Specifically, the up quark has the charge +2/3, whereas the down quark's is -1/3. This makes sense because a proton is made up of two up quarks and a down, thus in total yielding the familiar proton charge of +1 (2/3 + 2/3 -1/3). Similarly, a neutron is comprised of two downs and an up, thus yielding the familiar neutral (i.e., zero) overall charge of a neutron (2/3 - 1/3 - 1/3).

Beta decay's conversion of a neutron into a proton, as Feynman notes, really comes down to one down quark changing into an up, the latter having a charge one greater than the former.

According to a web document by Kenneth R. Koehler, as an example of conservation of charge, "the loss of a negative one charge in the form of the W boson has changed the - 1/3 charge on the down quark to the + 2/3 of the up quark."

Thus, the W particle in this context is known as a W- (with a W+ being its antiparticle).

As noted above, the W particle is just an intermediate. Next, according to Koehler, "The neutral neutrino has changed to the negatively charged electron, and the neutral neutron (charge - 1/3 - 1/3 + 2/3) has become the positive proton (charge 2/3 + 2/3 - 1/3)."
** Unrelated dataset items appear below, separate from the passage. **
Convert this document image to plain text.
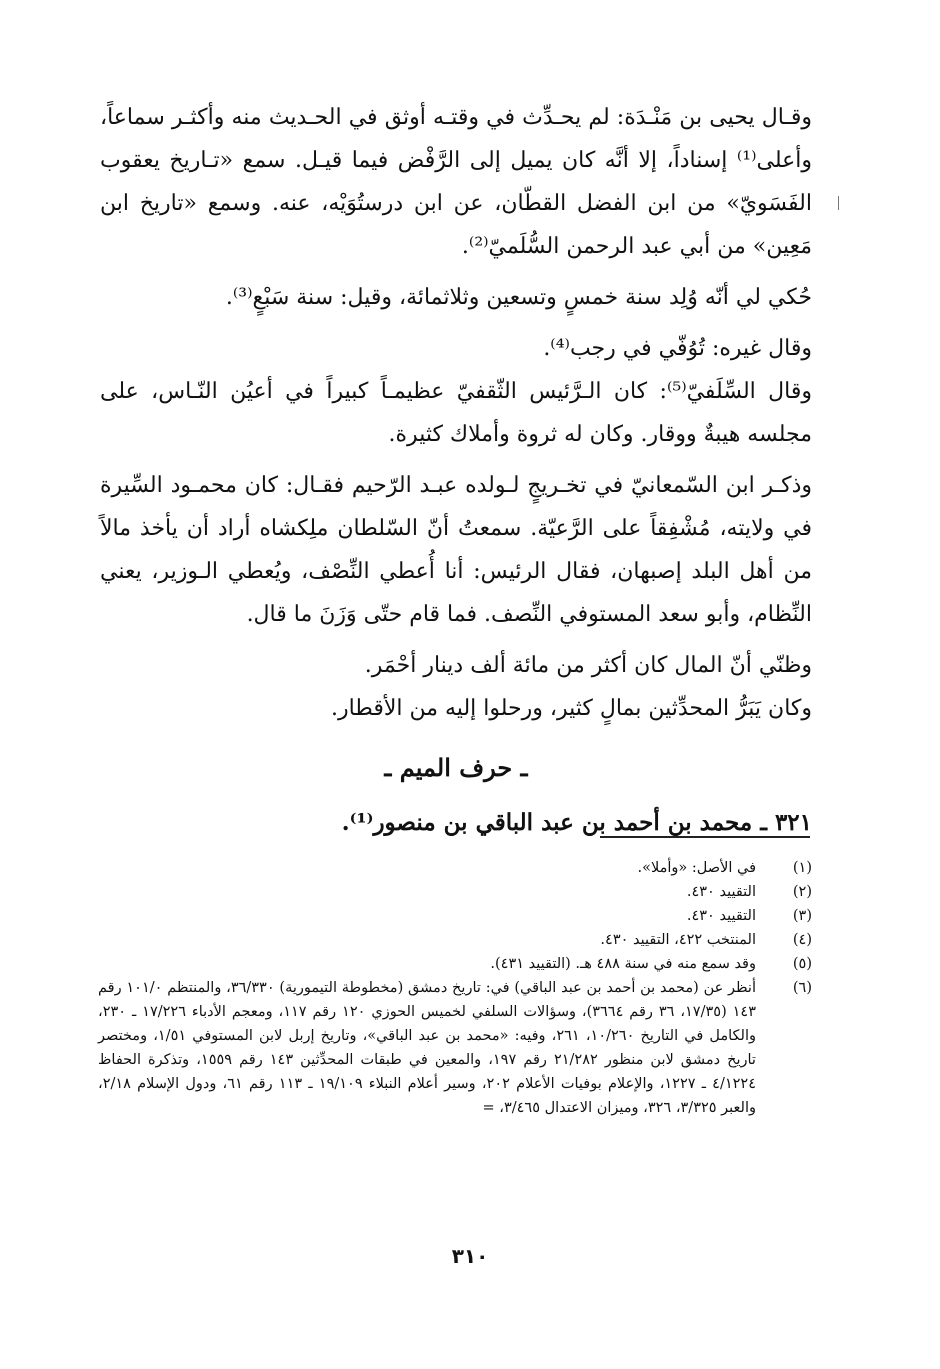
وقـال يحيى بن مَنْـدَة: لم يحـدِّث في وقتـه أوثق في الحـديث منه وأكثـر سماعاً، وأعلى⁽¹⁾ إسناداً، إلا أنَّه كان يميل إلى الرَّفْض فيما قيـل. سمع «تـاريخ يعقوب الفَسَويّ» من ابن الفضل القطّان، عن ابن درستُوَيْه، عنه. وسمع «تاريخ ابن مَعِين» من أبي عبد الرحمن السُّلَميّ⁽²⁾.

حُكي لي أنّه وُلِد سنة خمسٍ وتسعين وثلاثمائة، وقيل: سنة سَبْعٍ⁽³⁾.

وقال غيره: تُوُفّي في رجب⁽⁴⁾.

وقال السِّلَفيّ⁽⁵⁾: كان الـرَّئيس الثّقفيّ عظيمـاً كبيراً في أعيُن النّـاس، على مجلسه هيبةٌ ووقار. وكان له ثروة وأملاك كثيرة.

وذكـر ابن السّمعانيّ في تخـريجٍ لـولده عبـد الرّحيم فقـال: كان محمـود السِّيرة في ولايته، مُشْفِقاً على الرَّعيّة. سمعتُ أنّ السّلطان ملِكشاه أراد أن يأخذ مالاً من أهل البلد إصبهان، فقال الرئيس: أنا أُعطي النِّصْف، ويُعطي الـوزير، يعني النِّظام، وأبو سعد المستوفي النِّصف. فما قام حتّى وَزَنَ ما قال.

وظنّي أنّ المال كان أكثر من مائة ألف دينار أحْمَر.

وكان يَبَرُّ المحدِّثين بمالٍ كثير، ورحلوا إليه من الأقطار.

ـ حرف الميم ـ
٣٢١ ـ محمد بن أحمد بن عبد الباقي بن منصور⁽¹⁾.
(١)
في الأصل: «وأملا».
(٢)
التقييد ٤٣٠.
(٣)
التقييد ٤٣٠.
(٤)
المنتخب ٤٢٢، التقييد ٤٣٠.
(٥)
وقد سمع منه في سنة ٤٨٨ هـ. (التقييد ٤٣١).
(٦)
أنظر عن (محمد بن أحمد بن عبد الباقي) في: تاريخ دمشق (مخطوطة التيمورية) ٣٦/٣٣٠، والمنتظم ١٠١/٠ رقم ١٤٣ (١٧/٣٥، ٣٦ رقم ٣٦٦٤)، وسؤالات السلفي لخميس الحوزي ١٢٠ رقم ١١٧، ومعجم الأدباء ١٧/٢٢٦ ـ ٢٣٠، والكامل في التاريخ ١٠/٢٦٠، ٢٦١، وفيه: «محمد بن عبد الباقي»، وتاريخ إربل لابن المستوفي ١/٥١، ومختصر تاريخ دمشق لابن منظور ٢١/٢٨٢ رقم ١٩٧، والمعين في طبقات المحدِّثين ١٤٣ رقم ١٥٥٩، وتذكرة الحفاظ ٤/١٢٢٤ ـ ١٢٢٧، والإعلام بوفيات الأعلام ٢٠٢، وسير أعلام النبلاء ١٩/١٠٩ ـ ١١٣ رقم ٦١، ودول الإسلام ٢/١٨، والعبر ٣/٣٢٥، ٣٢٦، وميزان الاعتدال ٣/٤٦٥، =
٣١٠
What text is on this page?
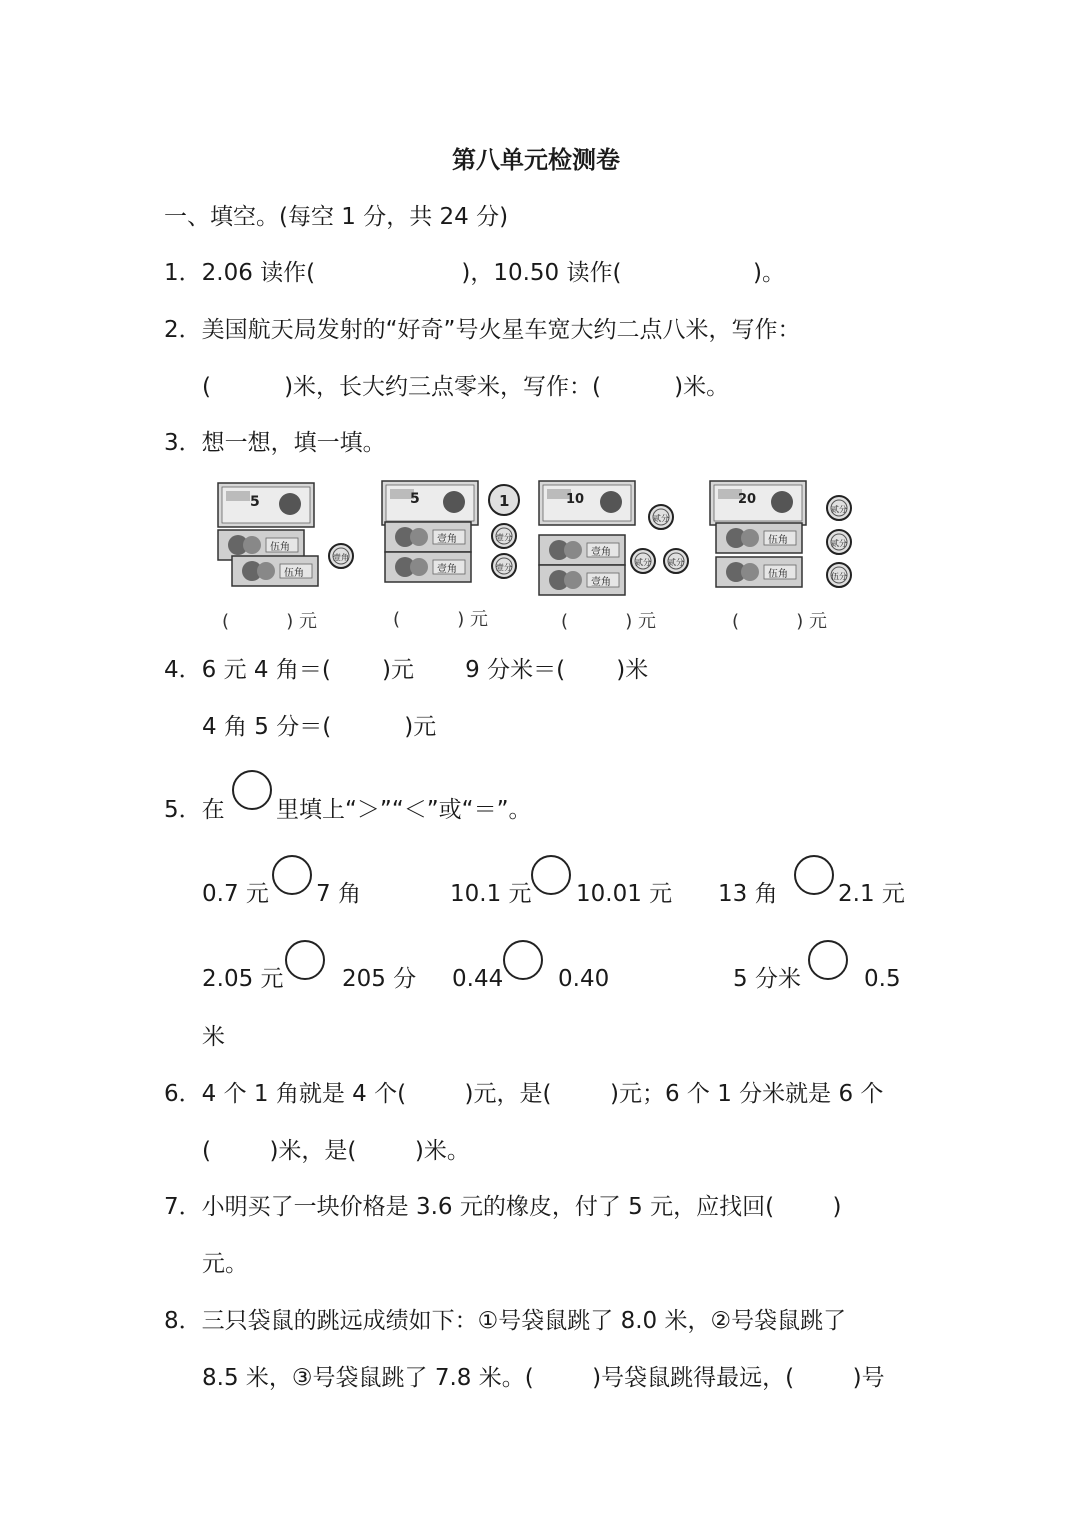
第八单元检测卷
一、填空。(每空 1 分，共 24 分)
1．2.06 读作(                    )，10.50 读作(                  )。
2．美国航天局发射的“好奇”号火星车宽大约二点八米，写作：
(          )米，长大约三点零米，写作：(          )米。
3．想一想，填一填。
5
伍角
伍角
壹角
5
壹角
壹角
1
壹分
壹分
10
贰分
壹角
壹角
贰分 贰分
20
伍角
伍角
贰分
贰分
伍分
中国人民银行
(          ) 元	(          ) 元	(          ) 元	(          ) 元
4．6 元 4 角＝(       )元       9 分米＝(       )米
4 角 5 分＝(          )元
5．在 里填上“＞”“＜”或“＝”。
0.7 元 7 角	10.1 元 10.01 元 13 角	2.1 元
2.05 元	205 分 0.44 0.40	5 分米	0.5
米
6．4 个 1 角就是 4 个(        )元，是(        )元；6 个 1 分米就是 6 个
(        )米，是(        )米。
7．小明买了一块价格是 3.6 元的橡皮，付了 5 元，应找回(        )
元。
8．三只袋鼠的跳远成绩如下：①号袋鼠跳了 8.0 米，②号袋鼠跳了
8.5 米，③号袋鼠跳了 7.8 米。(        )号袋鼠跳得最远，(        )号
As I noted in my April 8 entry, "The force particles of the weak nuclear force are called W and Z particles." Here, according to Feynman, is the origin of the Z particle:

There is another particle, which we could think of as a neutral W, called Zo [a Z, with a subscript zero]. The Zo does not change the charge of a quark... (p. 141).

The above clarifications thus refine our knowledge of the different forces and their carrier particles. I have had to add some complexities to my earlier "watered down" presentations, but by doing so, I think our understanding will be enhanced in the long run.